13: We try to take it easy on golf announcers, because it’s truly an incredibly difficult job. You’re on air for five hours, and there’s a crazy amount of dead time. OK, there’s our disclaimer. Now’s the gripe: Paul Azinger called Matthew Wolff’s approach shot on Sunday to the first hole—the very first hole—“clutch.” About a minute later, Xander Schauffele hit a nifty little flop to tap-in range on the second hole. Azinger: “What a clutch chip!” Here’s an official motion to ban that word until the back nine on Sunday. Because not every shot from every player on every hole on Sunday is “clutch.”

14: Will Zalatoris was one of the more intriguing players in the field this week. The 24-year-old has been the best player on the Korn Ferry Tour in 2020, and Data Golf’s proprietary algorithm had him as the No. 41 player in the world coming into the week.
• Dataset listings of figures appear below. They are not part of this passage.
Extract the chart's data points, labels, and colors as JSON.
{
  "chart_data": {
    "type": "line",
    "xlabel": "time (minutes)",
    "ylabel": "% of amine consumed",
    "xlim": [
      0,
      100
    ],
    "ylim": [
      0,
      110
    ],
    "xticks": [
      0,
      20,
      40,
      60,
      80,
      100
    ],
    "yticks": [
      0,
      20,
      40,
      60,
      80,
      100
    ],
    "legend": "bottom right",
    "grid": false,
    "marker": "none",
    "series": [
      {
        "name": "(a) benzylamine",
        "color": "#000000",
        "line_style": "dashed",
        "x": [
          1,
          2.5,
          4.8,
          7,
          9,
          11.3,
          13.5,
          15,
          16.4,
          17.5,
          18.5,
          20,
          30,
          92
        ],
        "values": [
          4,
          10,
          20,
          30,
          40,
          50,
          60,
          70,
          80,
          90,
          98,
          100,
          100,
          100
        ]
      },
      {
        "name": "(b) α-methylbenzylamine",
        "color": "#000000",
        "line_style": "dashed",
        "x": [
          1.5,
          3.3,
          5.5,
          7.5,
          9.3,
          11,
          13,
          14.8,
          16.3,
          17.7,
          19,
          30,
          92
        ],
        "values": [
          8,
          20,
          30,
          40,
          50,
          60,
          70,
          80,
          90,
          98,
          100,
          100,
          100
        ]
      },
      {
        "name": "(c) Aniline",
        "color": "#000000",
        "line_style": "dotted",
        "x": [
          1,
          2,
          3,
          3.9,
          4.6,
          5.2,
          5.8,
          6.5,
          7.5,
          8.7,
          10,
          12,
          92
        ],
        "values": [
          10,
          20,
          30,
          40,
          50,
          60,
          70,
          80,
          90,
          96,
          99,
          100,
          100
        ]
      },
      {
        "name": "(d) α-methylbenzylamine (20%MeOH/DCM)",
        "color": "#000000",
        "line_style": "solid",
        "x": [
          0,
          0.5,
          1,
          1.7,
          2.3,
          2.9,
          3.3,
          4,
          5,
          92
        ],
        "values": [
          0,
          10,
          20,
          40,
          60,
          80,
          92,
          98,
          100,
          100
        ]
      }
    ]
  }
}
That seemed a bit extreme … until he finished tied for sixth on Sunday. He led the field in strokes gained/approach (7.97) and was as close as you can be to having two holes in one in the same round on Thursday. He took home $424,040 for his efforts, the biggest paycheck of his career by a mile. It’s a shame that because of the pandemic, he won’t get a PGA Tour card for another full year. He’s so clearly ready.


Korn Ferry Tour pro Will Zalatoris showed himself well with a T-6 finish at Winged Foot.

Jamie Squire

15: It feels like we hardly heard from Tony Finau all week, and yet there he was near the leader board on Sunday, finishing T-8. He now has eight top 10s in 17 major starts, which is a pretty remarkable rate. In the non-Brooks Koepka division, he’s emerged as maybe the most consistent big-tournament performer in all of golf, a bit ironic because he’s never won a big tournament. Soon enough.

16: Actually, come to think of it, maybe that label belongs it’s Schauffele. This was his fourth finish of T-6 or better in four U.S. Open starts, and he now has seven top 10s in 12 major appearances. His game is made for the big stage and the toughest courses, and while he didn’t have it this week, we still like him to win multiple majors before 2030.

17: Danny Lee didn’t quite go full Phil Mickelson, but it was close. On Saturday, after birdieing the brutal par-4 17th to get to a very respectable three over for the round, he hit his second shot just short and right of the 18th green. His pitch was perfect, leaving about a four footer for par. And then mayhem broke loose.

Lee six-putted. He tried on the first one and the second one, and then he stopped trying completely and went full whack-a-mole. He was obviously frustrated and ostensibly fed up with the trying greens at Winged Foot. But it wasn’t like he was playing a terrible round or anything like that. Video of the episode emerged on Sunday morning, and it wasn’t pretty. Neither was him slamming his putter against his bag twice afterward.


Lee then withdrew from the tournament on Saturday night, citing a wrist injury. Maybe his that was a problem, and that contributed to the frustration. Or maybe the Powers That Be politely suggested he pull out of the tournament after that childish tantrum. Who knows. But until Lee does something great in the game of golf, that’s what he’s going to be known for. And it’s not a good look.

18: Only 53 days until the Masters. See you all in Augusta.